About where and how the “hunt” for potential clients is being conducted, the REN-TV channel spoke, whose correspondents, under the guise of organizing a funeral, turned to the Togliatti City Department for a place in the cemetery, which is provided free of charge by law:
“An employee of the city administration, Yulia Lopatkina, hands our journalist the phone number of a ritual agent named Yury and strongly recommends contacting him. “Be sure to tell him that you are from Yulia Valerievna from the department,” the woman said. As soon as our journalist agrees, he is immediately given signed documents. Agent Yuri is already in place – and immediately to the point: preparing the grave, coffin, wreaths, cross, transport, funeral procession, farewell hall, funeral service. There is no official price list, but Yuri takes out a calculator and sums it up: 99 thousand rubles.
TV channel experts estimate the services of information sellers (in other words, “ringers”) in Tolyatti at 10-15 thousand rubles, in neighboring Samara – at 15-20 thousand. According to TASS, in Moscow informants receive an average of 25- 30 thousand rubles.
Serious administrative connections in the ritual business are indispensable. Not surprisingly, a significant part of the market is controlled by former or current officials. For example, the founder of the company “Pamyat” in Volgograd in the early 2000s was the current deputy of the regional Duma, the chairman of the Committee for Environmental Protection and Nature Management, Irina Solovieva.

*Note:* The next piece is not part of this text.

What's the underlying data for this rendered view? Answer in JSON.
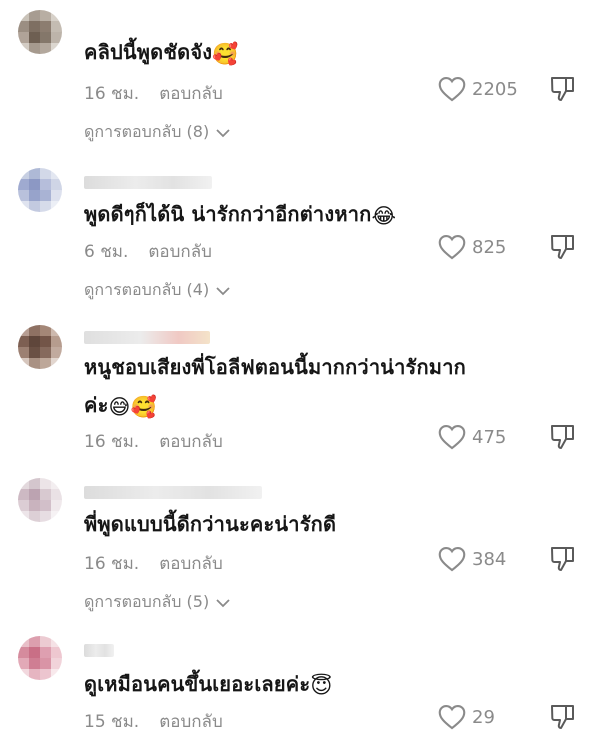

According to REN-TV, together with her husband, she began maintaining the archives of city cemeteries, at the same time blocking access to burial sites for competitors: at the gates of the cemetery, the funeral procession was waiting for the Memory hearse, into which it was proposed to transfer the body of the deceased. In case of refusal, relatives had to carry the coffin to the grave on foot.
Despite regular inspections by the Federal Antimonopoly Service and the prosecutor’s office, “Pamyat” is still operating and thriving. True, Solovieva herself officially had to distance herself from the activities of the company, transferring the management of the funeral business to a relative.